Gaining muscle mass is more complex than most people believe with a number of factors coming in to play. In this article I discuss how; diet, number of meals, weight training and over training all affect your efforts to gain muscle mass.

By Tom Parker

In today’s society weight is almost a taboo word.  There is an obsession in society and in the media with losing weight fast.  However, some people do not need to be thinner and actually need to put on a little weight.  If they gain muscle mass instead of fat they will not only put on weight, but they will look better for it too.  In this article I discuss four guidelines to help you can gain muscle mass:

1) DIET:- Most people who exercise frequently keep an eye on what they are eating.  They control the quantities they are consuming and avoid certain types of food.  To gain muscle mass you need to focus on increasing your caloric intake and your protein intake.  You may also gain fat in this process (as a result of consuming additional calories) but if you stick to a regular exercise routine you should soon lose this excess fat whilst maintaining the muscle you have gained.

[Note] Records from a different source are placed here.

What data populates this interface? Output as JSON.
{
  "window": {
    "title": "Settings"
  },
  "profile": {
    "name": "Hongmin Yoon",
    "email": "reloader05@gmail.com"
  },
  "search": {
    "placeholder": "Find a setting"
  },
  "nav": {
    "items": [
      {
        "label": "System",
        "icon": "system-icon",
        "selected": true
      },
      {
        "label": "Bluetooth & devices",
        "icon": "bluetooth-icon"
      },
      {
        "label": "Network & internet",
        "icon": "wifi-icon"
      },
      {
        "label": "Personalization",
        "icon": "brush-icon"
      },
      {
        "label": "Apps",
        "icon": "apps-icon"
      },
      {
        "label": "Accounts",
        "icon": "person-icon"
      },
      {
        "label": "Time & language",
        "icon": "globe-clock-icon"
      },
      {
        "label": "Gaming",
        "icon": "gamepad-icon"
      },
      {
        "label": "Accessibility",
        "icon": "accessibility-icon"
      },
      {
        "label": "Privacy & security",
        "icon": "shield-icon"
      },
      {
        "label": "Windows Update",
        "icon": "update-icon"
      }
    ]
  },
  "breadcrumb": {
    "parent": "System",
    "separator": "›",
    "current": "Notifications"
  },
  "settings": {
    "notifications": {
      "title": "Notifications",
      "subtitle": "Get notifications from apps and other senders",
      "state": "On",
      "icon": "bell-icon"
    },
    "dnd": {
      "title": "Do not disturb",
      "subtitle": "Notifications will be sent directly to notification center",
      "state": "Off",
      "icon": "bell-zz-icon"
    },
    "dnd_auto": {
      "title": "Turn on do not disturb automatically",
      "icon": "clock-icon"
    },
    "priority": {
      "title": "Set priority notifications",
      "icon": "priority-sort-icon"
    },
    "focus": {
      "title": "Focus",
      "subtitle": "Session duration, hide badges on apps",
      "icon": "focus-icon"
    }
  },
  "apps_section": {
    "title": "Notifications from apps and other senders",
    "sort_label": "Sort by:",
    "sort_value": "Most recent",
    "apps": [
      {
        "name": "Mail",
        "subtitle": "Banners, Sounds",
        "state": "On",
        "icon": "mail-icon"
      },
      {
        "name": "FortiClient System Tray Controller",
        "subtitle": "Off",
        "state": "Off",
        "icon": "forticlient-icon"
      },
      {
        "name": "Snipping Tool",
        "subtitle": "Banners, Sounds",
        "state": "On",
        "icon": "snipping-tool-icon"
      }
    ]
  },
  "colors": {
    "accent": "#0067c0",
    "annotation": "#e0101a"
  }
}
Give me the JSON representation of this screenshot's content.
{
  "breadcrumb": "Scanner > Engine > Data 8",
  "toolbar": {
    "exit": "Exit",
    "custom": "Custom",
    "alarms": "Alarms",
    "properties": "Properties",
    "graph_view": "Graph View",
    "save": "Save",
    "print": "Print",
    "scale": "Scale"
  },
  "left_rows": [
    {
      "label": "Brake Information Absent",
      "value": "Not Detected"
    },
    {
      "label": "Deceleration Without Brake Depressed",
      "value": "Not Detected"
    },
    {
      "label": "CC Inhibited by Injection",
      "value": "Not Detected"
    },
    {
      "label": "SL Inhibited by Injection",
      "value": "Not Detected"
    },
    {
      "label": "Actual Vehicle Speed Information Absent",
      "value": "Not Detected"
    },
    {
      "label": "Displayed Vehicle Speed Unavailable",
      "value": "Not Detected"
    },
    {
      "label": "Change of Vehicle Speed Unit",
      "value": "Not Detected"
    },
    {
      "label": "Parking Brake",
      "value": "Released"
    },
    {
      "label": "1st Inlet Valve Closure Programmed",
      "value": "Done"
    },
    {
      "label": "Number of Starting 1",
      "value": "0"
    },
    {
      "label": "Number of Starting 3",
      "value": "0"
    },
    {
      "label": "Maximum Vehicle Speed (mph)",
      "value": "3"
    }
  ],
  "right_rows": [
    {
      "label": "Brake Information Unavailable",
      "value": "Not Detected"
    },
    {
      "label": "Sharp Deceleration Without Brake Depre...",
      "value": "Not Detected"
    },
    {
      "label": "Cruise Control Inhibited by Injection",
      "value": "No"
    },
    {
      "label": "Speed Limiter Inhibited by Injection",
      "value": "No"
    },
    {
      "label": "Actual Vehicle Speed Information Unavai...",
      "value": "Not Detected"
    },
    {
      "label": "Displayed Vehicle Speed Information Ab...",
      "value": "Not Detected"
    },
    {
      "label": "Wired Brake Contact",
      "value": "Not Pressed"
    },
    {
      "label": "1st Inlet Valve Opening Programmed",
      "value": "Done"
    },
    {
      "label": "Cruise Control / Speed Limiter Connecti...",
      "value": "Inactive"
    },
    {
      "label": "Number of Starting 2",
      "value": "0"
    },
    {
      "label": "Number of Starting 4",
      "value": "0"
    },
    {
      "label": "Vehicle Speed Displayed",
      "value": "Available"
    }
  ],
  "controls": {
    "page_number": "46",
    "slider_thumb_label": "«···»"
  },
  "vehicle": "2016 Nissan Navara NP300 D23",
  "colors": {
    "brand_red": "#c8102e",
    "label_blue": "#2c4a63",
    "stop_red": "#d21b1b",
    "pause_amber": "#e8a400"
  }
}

Gaining fat initially is not a bad thing.  The excess fat will give you the additional energy and calories required to gain muscle mass.  Once you gain the desired amount of muscle you can then change your diet to one that promotes fat burning as opposed to muscle gain till you reach a happy medium.  Some athletes have reported that it is easier to lose their excess fat by following a fat loss diet for a short period after they have reached their preferred muscle weight and continuing with their same workout.

2) NUMBER OF MEALS:- If you are eating to gain muscle it is recommended that you increase your number of daily meals to 5 or 6.  By eating more regularly you can saturate your body with amino acids and glycogen (gained from carbohydrates and proteins) and ensure that your body does not enter starvation mode (whereby it would start burning muscle tissues).

3) WEIGHT TRAINING:- Eating the right food is a step in the right direction but without proper training you will not gain muscle mass.  In the beginning you should do all your weight training under the supervision of a trained instructor.  They will be able to make sure you are doing the exercises in the right way, thereby avoiding injury.  They can also show you the best exercises for building muscle.  For example, squats and presses are good ways to gain muscle mass.

4) OVER TRAINING:- Over training is a huge stumbling block for many people when trying to gain muscle mass.  You need to rest so that your body has the time to repair your muscles and let them grow.  To avoid over training try not to train for more than 2 hours in each session, make sure that you do not train for more than 2 days in succession and take a week’s break for every 6-8 weeks of training.

Gaining muscle mass is a great but often overlooked way to improve your health and overall appearance.  Building muscle can be difficult when you are a beginner because you are unsure what exercises to do, what foods to eat and what supplements to take.  However, with the right information it gets a lot easier.  I hope this article has given you a few pointers and helps you in your quest to gain muscle mass.